United States prosecutors have released a plea agreement made with former FIFA executive Chuck Blazer. It shows Blazer secretly fed authorities information in a corruption probe for almost two years.
The cooperation agreement between Blazer and the US Attorney's Office in Brooklyn, New York - which was signed in November 2013 - was made public Monday following a ruling by a federal judge.
It outlined deals between Blazer and US authorities which went back as far as December 2011 - including agreements for the soccer functionary to turn over documents to investigators, participate in undercover activities and testify at trial - in exchange for more leniencies at sentencing.
Media outlets had requested to reveal the document following the May indictment of nine current and former FIFA officials as well as five corporate executives in a US probe into corruption in world soccer's governing body.
Federal prosecutors had opposed making Blazer's agreement public, arguing it would prejudice the investigation and jeopardize the witness' safety.

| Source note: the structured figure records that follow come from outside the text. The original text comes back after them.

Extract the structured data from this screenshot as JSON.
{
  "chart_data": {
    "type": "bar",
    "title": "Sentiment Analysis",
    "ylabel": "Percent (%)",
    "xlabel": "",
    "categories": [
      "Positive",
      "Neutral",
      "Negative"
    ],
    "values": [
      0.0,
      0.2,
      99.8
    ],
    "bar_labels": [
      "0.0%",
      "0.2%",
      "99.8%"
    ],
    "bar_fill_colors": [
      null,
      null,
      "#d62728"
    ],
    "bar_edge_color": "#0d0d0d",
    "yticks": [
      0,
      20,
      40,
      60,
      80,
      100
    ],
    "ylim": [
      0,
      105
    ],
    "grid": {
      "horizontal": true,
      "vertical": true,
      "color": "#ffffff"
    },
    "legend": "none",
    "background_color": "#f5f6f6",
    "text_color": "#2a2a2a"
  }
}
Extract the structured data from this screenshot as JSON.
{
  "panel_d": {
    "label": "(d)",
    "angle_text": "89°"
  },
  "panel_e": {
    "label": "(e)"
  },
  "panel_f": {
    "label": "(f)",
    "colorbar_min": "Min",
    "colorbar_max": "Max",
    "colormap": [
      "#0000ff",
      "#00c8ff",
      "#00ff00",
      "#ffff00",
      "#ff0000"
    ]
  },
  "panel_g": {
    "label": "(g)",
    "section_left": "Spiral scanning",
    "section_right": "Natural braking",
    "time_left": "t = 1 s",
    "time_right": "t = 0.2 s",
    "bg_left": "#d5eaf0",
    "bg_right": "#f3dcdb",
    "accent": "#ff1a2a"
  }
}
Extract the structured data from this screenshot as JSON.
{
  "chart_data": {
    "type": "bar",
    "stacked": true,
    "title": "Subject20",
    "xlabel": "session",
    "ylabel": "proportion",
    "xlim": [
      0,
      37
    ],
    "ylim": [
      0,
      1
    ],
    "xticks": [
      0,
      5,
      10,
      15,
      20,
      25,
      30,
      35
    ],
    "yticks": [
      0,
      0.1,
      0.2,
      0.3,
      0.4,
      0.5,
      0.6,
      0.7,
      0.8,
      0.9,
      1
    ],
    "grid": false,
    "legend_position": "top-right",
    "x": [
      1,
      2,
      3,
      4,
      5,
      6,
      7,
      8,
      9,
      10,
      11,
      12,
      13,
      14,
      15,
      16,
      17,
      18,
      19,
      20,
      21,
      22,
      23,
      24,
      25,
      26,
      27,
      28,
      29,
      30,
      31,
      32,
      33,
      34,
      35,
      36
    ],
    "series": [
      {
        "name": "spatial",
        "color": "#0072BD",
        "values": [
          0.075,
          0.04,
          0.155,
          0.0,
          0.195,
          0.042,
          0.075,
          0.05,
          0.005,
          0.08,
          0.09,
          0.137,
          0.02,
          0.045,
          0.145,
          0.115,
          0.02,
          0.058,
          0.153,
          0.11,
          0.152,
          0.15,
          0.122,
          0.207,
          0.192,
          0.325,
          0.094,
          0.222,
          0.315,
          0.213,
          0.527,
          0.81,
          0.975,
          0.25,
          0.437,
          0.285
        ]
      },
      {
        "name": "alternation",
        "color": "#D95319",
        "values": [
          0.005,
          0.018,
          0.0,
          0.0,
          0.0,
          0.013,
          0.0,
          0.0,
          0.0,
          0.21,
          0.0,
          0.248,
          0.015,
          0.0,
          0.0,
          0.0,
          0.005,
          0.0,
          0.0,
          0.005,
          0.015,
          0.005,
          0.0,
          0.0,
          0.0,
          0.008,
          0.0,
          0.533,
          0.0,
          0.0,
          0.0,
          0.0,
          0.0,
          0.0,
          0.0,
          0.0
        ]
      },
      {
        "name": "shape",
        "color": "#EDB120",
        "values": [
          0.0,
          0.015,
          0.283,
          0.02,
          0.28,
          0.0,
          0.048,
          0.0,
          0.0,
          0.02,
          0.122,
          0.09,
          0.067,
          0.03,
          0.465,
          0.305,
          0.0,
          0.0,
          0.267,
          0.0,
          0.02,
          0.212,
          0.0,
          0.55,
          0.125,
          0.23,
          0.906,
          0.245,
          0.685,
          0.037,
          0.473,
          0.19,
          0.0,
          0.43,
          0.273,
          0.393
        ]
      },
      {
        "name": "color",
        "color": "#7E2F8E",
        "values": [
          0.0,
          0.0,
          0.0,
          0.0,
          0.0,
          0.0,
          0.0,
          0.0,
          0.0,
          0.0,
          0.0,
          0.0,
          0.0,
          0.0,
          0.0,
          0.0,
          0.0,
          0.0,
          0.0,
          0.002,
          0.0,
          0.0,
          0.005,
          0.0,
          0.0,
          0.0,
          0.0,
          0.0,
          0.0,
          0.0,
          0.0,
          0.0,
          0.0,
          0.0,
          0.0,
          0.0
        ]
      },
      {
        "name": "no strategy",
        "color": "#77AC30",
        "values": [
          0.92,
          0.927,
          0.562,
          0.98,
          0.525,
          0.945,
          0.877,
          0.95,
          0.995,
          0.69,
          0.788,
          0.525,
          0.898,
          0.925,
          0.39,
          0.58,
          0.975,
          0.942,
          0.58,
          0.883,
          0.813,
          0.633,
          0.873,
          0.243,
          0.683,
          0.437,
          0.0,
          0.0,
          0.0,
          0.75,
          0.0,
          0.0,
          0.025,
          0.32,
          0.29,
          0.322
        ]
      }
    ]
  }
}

However, that argument was rejected by the judge, Raymond Dearie, who said prosecutors had failed to meet their "high burden" to keep the document sealed.
"The nature of Blazer's cooperation – at least to the extent expressed in his cooperation agreement – should be removed from the shadows," Dearie wrote in a ruling released Monday.
Cooperation and guilty pleas
The agreement included that Blazer would "participate in undercover activities pursuant to the specific instructions of law enforcement agents or this office."
In exchange, authorities said they would not recommend a specific sentence for his crimes and accepted what would amount to a significant reduction in jail time. Blazer secretly pleaded guilty to 10 charges including wire fraud and money laundering in November 2013. The maximum jail sentences for the counts could have added up to 100 years.
Blazer, now aged 70 and reported to be in poor health, had been a member of FIFA's executive committee from 1997 to 2013 and was general secretary of CONCACAF, soccer's governing body in North and Central America and the Caribbean, from 1990 to 2011.
According to US officials, his cooperation helped build a complex corruption case that has led to charges against top FIFA figures and prompted FIFA President Sepp Blatter to announce he would step down – just days after his re-election.
Handshake initiative canned
In another blow to FIFA's prestige, the Nobel Peace Center in Oslo has said it's ending its cooperation with the organization in the "Handshake for Peace" initiative. Blatter had been an enthusiastic supporter of the campaign.